Mason bees nest in narrow spaces to reproduce and lay their eggs. Out in nature, this may be in woodpecker holes, insect holes or wood piles. In your backyard, you can easily set up a house with narrow bamboo reeds and/or nest blocks that are a perfect size for them. No need to worry about them going too far, as they only forage within 300-400 feet from their nest. You can rest assured your garden will be well pollinated, and you will get to continue to observe them.

Mason Bees in the Garden

5. Not susceptible to Varroa Mite, which is what is wiping out honey bees

There is no doubt you have heard that honey bees are in great decline. One of the reasons for this decline is Varroa Mite, which is an external parasite that weakens honey bees as well as transmits viruses. Overtime, this can lead to the collapse of the honeybee colony. The mere fact that mason bees are not susceptible to this devastating mite is great relief. Mason bees are susceptible to other pests, including pollen mites. However, good hygiene of nesting materials can help prevent infestations.

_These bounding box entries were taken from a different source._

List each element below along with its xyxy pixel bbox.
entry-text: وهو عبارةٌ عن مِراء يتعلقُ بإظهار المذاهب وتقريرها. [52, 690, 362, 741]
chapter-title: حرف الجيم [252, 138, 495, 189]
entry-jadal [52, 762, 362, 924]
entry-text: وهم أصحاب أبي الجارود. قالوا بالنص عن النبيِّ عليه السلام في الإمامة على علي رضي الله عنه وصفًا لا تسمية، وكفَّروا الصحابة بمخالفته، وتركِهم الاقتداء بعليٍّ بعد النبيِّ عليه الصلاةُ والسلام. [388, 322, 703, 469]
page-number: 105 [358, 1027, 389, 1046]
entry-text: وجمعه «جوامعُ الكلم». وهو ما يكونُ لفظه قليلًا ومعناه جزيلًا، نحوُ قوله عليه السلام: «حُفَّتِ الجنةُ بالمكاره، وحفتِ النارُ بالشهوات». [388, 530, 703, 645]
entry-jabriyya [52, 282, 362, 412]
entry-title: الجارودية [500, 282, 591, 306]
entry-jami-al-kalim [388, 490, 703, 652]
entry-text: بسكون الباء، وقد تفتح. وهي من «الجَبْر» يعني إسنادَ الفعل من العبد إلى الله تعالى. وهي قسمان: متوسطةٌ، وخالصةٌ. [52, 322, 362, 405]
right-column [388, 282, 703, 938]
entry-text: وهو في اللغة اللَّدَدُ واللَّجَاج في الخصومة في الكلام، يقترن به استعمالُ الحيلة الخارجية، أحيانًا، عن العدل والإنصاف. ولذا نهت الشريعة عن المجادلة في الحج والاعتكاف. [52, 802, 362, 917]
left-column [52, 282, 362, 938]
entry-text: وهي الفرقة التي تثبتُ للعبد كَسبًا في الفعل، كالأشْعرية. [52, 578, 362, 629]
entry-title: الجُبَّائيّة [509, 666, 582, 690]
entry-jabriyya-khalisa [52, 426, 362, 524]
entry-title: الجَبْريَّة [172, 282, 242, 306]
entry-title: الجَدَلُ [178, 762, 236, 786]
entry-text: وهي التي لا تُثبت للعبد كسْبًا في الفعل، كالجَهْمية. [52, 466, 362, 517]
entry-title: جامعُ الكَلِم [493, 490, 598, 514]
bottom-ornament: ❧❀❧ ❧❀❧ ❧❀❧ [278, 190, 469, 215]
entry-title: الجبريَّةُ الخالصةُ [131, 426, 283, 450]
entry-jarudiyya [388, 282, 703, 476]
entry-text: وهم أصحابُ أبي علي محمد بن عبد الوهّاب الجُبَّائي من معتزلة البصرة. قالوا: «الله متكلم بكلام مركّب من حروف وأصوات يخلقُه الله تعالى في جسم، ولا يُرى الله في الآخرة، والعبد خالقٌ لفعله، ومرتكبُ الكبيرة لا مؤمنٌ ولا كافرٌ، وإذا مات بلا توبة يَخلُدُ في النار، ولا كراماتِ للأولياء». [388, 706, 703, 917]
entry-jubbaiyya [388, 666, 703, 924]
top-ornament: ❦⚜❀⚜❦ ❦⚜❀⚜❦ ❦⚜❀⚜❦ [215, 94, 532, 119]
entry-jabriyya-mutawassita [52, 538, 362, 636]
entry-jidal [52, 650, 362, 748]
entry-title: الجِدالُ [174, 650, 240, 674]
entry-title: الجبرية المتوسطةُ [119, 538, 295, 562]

How to Invite Mason Bees in the Garden

  • Find a spot that has good morning light exposure – typically south or southeastern exposure. Mason bees need that early morning light to signal that it is time to get up and get to foraging!
  • Make sure the spot you chose is a flat and secure surface, about 5-6’ off the ground. Try to choose a spot you know is well protected from high winds. A shed or side of a house under an eave is a great spot.
  • Mason bees need mud clay to seal up the tubes once they are done laying eggs. Make sure to have a nearby source of mud clay within 20 feet of the house. If this isn’t naturally occurring in your garden, you can buy mud clay and dig a hole nearby to set it up.

Where to Find Mason Bees

It is important to note that you likely already have mason bees nearby! Sometimes, simply setting up the nest and providing the mud is enough to invite mason bees in the garden. Oh, and don’t forget the pollinator supporting plants! You may also choose to use a mason bee attractant spray, which uses pheromones to lure them to your nest. Crown Bee sells an attractant spray that you can find here. If you still are having a hard time finding mason bee cocoons, Crown Bee provides loose-cell cocoons by region. This is an excellent way to start your mason bee nest with confidence that you have quality cocoons.

Where to Find Mason Bee Houses

There are many mason bee houses on the market – some better than others. A few things to keep in mind – you will want to be able to have access to the blocks and/or bamboo reeds to clean them out at the end of the year. Therefore, if the nesting materials cannot be removed, they will present problems in the future. If you choose to use a block, you will want to use one that can be disassembled to allow you access to the cocoons in the fall. You can find a great example here.

There are lots of options out there, including ones you can make yourself! If you’re looking for a fun DIY project, you can get some inspiration here.

Mason Bee House

Inviting mason bees in the garden is not only a way to help pollinate your plants, but also to help support your native pollinators. As our environments become more manicured, cultivated and curated, we lose the wild nature that supports the pollinators – that in turn support us. Let us rewild our gardens and share our space with these gentle creatures!